Hooray, Hosaywood!

By Joy Fang

His may not be a household name, but home- grown film-maker Jacen Tan is definitely worth taking note of.

The 28-year-old made a splash in 2004 with his first film, Tak Giu (or Kick Ball, in Hokkien).

That film went viral long before the term "YouTube- ing" was coined.

Tan's second film, Zo Peng (Go Army), went on to win second place at the Panasonic MDA Digital Film Fiesta in 2005. And his third, Zo Gang (Go Work), was screened as part of events in places like Berlin and Budapest.

The beauty of Tan's films is that they are unabashedly Singapore-centric. The film-maker is unafraid to present social commentary as tongue-in- cheek sketches and his films have been hailed as engaging, relatable and spot-on.

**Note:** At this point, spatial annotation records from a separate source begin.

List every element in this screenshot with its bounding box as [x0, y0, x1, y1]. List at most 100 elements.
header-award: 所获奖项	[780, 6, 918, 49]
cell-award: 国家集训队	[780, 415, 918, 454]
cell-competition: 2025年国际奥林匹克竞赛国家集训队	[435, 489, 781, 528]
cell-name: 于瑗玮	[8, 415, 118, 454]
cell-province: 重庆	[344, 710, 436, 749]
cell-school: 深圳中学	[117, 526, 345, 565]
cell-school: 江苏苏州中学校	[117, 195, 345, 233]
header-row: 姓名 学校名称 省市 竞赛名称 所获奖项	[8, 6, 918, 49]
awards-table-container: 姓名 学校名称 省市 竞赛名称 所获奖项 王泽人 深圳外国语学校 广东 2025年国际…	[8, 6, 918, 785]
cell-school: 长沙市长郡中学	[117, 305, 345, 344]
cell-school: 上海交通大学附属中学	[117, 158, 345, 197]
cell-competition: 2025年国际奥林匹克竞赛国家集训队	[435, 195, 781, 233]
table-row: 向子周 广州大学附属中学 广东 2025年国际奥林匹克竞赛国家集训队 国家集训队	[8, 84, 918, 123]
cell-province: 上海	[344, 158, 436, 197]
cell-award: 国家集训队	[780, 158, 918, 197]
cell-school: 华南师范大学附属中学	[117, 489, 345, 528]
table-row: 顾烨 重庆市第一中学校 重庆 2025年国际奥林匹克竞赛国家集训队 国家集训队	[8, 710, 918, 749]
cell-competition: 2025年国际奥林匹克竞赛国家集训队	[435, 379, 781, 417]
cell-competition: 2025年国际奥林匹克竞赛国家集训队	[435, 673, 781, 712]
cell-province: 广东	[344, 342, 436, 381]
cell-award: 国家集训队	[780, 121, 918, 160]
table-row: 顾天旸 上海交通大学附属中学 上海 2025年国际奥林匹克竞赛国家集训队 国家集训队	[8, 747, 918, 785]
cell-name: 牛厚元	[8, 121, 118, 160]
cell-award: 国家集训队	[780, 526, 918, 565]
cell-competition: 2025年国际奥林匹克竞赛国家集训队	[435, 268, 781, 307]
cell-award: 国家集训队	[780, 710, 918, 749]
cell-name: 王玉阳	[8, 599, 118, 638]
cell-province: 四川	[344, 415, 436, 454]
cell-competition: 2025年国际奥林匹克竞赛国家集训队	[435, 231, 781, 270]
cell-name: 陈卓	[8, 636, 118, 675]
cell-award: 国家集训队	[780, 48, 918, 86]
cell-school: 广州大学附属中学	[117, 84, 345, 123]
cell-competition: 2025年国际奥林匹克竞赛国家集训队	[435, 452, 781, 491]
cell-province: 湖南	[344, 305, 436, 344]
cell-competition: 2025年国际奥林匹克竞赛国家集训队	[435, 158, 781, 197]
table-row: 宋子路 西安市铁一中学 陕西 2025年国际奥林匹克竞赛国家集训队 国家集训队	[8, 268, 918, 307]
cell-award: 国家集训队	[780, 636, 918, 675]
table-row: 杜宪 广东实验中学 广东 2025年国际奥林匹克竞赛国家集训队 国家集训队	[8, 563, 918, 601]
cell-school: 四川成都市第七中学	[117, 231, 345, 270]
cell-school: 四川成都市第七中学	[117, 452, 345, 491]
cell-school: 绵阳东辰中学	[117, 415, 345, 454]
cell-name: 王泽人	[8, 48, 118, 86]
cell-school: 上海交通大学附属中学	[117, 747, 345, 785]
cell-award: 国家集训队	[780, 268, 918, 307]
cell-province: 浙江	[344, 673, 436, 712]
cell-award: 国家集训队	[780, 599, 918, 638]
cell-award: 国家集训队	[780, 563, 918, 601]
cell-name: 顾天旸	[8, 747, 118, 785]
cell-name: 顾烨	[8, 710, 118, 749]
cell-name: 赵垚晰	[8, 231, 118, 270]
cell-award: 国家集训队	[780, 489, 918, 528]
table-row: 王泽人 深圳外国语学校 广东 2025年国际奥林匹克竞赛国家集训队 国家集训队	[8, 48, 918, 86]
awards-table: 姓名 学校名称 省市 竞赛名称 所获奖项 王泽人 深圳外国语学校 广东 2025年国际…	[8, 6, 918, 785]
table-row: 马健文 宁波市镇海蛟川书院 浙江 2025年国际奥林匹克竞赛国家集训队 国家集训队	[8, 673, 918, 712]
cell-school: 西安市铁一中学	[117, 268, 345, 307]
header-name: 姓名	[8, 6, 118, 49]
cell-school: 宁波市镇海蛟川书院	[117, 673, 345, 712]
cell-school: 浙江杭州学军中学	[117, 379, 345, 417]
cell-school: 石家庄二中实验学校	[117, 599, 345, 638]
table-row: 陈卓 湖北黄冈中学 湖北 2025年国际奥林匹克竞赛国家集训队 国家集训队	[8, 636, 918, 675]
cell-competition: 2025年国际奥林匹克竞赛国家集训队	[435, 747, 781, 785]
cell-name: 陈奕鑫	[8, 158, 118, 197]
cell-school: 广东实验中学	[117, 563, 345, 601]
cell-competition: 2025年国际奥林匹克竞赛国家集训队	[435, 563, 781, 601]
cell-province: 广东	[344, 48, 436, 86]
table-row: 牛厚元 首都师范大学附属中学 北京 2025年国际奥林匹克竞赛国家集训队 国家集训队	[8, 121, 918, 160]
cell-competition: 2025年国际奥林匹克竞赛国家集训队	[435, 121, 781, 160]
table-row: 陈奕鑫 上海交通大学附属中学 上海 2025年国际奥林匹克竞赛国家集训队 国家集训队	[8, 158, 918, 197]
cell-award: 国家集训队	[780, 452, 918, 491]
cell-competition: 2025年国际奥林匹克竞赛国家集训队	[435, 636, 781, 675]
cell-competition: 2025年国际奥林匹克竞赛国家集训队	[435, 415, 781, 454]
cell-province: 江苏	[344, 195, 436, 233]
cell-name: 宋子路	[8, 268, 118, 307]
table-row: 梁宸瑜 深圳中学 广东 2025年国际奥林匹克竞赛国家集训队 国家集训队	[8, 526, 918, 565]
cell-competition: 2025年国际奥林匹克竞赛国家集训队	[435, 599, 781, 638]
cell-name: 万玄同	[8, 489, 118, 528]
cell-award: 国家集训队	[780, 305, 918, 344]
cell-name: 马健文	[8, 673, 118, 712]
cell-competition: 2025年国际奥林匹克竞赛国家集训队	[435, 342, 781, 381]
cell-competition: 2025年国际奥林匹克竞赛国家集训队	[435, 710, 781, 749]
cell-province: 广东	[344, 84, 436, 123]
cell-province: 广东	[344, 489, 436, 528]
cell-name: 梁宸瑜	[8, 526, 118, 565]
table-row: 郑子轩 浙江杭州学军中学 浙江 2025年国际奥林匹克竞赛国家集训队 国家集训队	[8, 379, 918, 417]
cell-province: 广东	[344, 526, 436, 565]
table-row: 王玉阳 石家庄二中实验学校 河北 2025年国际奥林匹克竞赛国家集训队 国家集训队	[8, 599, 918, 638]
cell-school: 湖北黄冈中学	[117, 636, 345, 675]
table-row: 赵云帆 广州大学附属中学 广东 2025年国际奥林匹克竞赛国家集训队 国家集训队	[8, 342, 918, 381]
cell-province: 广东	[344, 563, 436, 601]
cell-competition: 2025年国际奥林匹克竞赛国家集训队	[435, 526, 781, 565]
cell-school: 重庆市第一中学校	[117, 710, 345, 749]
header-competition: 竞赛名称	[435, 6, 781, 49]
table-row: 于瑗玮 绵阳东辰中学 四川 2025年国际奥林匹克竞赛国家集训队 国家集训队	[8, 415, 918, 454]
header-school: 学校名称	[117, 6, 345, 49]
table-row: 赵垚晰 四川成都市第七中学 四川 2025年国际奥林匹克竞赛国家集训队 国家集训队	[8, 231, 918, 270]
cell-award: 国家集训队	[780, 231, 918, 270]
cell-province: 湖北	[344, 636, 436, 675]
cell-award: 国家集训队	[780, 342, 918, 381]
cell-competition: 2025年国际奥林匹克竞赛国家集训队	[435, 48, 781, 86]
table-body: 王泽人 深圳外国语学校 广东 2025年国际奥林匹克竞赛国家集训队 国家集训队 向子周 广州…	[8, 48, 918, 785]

So, it is high time that Tan - who also works as a videographer and a video editor at Razor TV - rolled out a DVD of all his five short films.

Realeased earlier this month, its cheeky title, Hosaywood, stems from the Hokkien term "hosay", which means "great" or "fantastic".

Tan's films are usually posted on YouTube for free, but the DVD contains gems, such as bloopers and out-takes from every film. These enjoyable clips give insights into how shooting even a simple scene is not as easy as it looks.

You'll also get to hear from Tan himself in his director's notes section, and in a special clip where he interviews himself.

my paper takes a quick look at all the short films. And, by the way, the conclusion we have for the DVD as a whole is: Hosay, ah!


Tan's first film - a 15-minute clip made in 2004 about a trio who meet obstacles while trying to find a soccer field to train in - is decidedly raw.

Shot with a hand-held video camera that was placed on the ground or left on a tripod and with all four actors doubling as crew members, the scenes are one-dimensional and come across as a tad amateurish.

But the film draws you in, thanks to its frank and earnest look at the concerns of Singaporeans on the ground.

In this case, they're griping about the lack of a soccer pitch. It seems like a small problem but, with it, Tan manages to highlight issues like the nation's inability to progress in the international sporting arena.


This 15-minute offering from 2005 is rather serious and quite a deviation from Tan's other works. It tells of the trials of national service, but with an intriguing twist: It is set in an alternate reality where women are the ones who serve while the men go on to pursue their studies. Cue to scenes of women squatting on a rooftop (which might just be the one at the Singapore Press Holdings News Centre) and spouting vulgarities and army lingo. This may be a no-frills film, but its dialogue is spot-on and it provides an interesting look into how national servicemen feel - and what women are missing out on.


Arguably my favourite of the lot, this nine-minute film from 2006 is chock-full of laugh- out-loud moments.

It starts off with a wry warning that it "is a Singaporean film with no budget and no stars" - a pointed remark about the Singaporean misconception that big budgets equal good quality.

The light-hearted short follows the mundane life of a budding film-maker, Merlion Tan, who is seemingly down-and- out. He walks along the street while complaining about the film industry here.

The monologue is interspersed with cuts to exaggerated scenes that cement his point. Spot local singers from indie bands, such as Patrick Chng from the Oddfellows and Linda Ong from Lunarin, in the clip.


The sequel to Zo Gang, this short released in 2007 follows the same character, Merlion Tan, as he sets about filming his first low-budget film.

Though not as funny as its predecessor, the short still manages to offer a bundle of laughs while paying tribute to film- makers here.


This latest film offering, released this year, is a documentary, so no laughs here.

But it does give sentimental Singaporeans a last look at the iconic National Stadium, which was torn down between October last year and February this year to make way for the Sports Hub.

The clip shows scenes of the exuberant crowd at the first leg of the 2007 Asean Football Championship Final, in which Singapore played against Thailand.

There isn't any narration, but the shots convincingly capture the spirit of football, along with a generous dose of nostalgia.